The term Krumen (also Kroumen, Kroomen) refers to historical sailors from the Kru people group living mostly along the coast of Liberia and Ivory Coast. One theory, advanced in the 1911 Encyclopædia Britannica, was that the term Kru or Krumen derived from Klao, which is the name of the Kru in their language. Their numbers were estimated to be 48,300 in 1993, of whom 28,300 were in Ivory Coast. They are a subgroup of the Grebo and speak the Krumen language.

==Etymology==
There has been much scholarly debate on the historical origin of the term Krumen, since there is little evidence of use of the term outside of the maritime environment in which the Kru men served as sailors, and the fact that many Grebo and other West Africans worked in this capacity. Hence the mistaken belief that its root was from "crewmen" in English (a pidgin form of which was a lingua franca among them, thanks to their service on European vessels).
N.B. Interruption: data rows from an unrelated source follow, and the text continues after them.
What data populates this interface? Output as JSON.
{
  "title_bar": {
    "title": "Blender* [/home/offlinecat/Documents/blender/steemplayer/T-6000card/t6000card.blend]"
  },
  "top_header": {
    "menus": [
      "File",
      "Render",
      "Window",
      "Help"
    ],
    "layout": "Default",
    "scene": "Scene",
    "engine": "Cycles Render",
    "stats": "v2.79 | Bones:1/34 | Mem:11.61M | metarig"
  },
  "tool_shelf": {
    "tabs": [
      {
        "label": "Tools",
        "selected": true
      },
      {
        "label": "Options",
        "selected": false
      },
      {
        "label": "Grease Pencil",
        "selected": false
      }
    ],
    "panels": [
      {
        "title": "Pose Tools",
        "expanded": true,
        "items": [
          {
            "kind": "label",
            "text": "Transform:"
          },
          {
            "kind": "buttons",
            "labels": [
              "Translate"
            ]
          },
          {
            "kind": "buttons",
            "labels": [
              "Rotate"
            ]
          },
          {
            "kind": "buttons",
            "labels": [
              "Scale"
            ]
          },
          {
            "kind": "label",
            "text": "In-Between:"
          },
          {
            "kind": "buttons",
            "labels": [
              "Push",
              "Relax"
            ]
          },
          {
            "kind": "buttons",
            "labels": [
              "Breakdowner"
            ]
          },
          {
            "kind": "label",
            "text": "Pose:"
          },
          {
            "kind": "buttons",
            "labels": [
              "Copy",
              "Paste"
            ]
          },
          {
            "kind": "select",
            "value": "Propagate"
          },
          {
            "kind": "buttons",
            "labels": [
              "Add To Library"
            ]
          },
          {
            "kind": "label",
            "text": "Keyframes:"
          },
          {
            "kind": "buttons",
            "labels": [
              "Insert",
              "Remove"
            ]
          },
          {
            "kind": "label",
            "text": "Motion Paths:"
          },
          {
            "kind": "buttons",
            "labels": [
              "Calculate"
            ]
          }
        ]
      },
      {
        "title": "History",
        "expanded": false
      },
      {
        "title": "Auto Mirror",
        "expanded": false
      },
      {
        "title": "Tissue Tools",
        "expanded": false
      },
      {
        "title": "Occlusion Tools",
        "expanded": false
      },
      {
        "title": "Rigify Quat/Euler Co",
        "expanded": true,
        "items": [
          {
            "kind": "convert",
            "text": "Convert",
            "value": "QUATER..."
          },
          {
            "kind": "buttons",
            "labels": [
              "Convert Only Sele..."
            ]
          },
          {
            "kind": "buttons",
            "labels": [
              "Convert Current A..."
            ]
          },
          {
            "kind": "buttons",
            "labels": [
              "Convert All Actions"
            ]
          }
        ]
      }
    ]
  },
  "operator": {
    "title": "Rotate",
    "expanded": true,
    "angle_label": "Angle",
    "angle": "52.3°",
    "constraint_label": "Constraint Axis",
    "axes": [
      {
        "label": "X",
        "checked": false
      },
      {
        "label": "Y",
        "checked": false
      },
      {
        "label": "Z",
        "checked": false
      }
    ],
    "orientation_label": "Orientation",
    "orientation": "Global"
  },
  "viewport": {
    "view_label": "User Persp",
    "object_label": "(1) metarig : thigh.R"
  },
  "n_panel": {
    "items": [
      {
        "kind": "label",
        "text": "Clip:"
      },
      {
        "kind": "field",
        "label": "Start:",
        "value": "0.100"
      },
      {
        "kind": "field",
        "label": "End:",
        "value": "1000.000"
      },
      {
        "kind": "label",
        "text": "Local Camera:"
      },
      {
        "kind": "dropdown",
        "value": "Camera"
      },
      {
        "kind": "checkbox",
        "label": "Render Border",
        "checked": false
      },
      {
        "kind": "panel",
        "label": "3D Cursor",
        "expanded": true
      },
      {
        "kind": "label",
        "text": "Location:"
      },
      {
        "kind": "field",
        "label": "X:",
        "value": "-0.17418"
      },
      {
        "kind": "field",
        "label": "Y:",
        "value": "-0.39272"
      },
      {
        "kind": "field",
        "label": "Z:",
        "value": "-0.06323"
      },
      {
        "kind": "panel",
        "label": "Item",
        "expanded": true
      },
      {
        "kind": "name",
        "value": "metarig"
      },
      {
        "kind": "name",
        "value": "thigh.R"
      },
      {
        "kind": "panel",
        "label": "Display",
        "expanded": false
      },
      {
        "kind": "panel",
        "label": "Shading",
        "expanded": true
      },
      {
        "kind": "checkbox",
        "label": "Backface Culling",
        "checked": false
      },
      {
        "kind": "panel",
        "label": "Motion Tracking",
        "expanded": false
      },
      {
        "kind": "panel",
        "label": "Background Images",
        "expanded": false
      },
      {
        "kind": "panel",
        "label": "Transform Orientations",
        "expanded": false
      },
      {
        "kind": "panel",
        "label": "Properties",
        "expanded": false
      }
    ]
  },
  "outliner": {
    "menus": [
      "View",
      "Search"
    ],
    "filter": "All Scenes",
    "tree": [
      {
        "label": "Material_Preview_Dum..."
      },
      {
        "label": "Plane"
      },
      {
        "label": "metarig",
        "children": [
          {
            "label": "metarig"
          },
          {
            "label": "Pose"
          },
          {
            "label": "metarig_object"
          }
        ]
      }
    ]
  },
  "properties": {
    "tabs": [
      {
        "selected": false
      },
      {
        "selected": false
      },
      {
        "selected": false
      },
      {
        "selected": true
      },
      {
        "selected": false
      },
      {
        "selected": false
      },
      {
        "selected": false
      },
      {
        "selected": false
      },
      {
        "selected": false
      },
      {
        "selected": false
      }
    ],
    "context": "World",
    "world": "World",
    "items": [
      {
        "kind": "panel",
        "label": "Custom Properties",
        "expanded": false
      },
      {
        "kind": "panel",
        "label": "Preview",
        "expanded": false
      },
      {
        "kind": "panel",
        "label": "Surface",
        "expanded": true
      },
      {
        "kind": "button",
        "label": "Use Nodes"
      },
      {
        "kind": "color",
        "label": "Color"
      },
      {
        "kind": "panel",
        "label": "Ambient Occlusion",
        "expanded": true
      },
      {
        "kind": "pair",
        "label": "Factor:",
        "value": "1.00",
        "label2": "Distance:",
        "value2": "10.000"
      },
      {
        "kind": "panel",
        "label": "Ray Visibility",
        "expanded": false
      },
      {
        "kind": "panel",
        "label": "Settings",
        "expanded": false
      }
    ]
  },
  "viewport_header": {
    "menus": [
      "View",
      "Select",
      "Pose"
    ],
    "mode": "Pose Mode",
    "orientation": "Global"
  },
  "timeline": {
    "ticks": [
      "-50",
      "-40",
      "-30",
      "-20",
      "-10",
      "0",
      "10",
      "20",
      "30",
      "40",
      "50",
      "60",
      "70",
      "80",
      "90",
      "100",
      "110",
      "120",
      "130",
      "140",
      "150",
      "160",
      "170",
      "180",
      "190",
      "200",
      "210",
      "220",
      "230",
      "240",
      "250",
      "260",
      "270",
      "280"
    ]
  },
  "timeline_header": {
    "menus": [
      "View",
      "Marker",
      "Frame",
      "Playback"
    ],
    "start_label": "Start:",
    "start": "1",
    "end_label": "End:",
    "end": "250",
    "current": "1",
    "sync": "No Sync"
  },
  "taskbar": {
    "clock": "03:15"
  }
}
Although the earliest Kru mariners may have come from the five core towns, people from many other places and ethnicities joined the original Kru, creating a mixed but strongly held identity, not only in their home district, but in the many trading posts and towns where they came to settle, and then people from those places also became effectively Krumen by taking on their identity and behavioral characteristics. Some scholars maintain that in fact the term Krumen and indeed even Kru originated in the maritime branch of the culture alone, being transported back to the homelands from the dispersed communities, but others contend that the process of identity formation was more complex involving both maritime and shore communities.

==The Kru languages==

Wilhelm Bleek classified the Kru language with the Mandingo family, and in this he was followed by R. G. Latham; S. W. Koelle, who published a Kru grammar (1854), disagreed. Now Kru is considered a primary branch of the Niger-Congo family.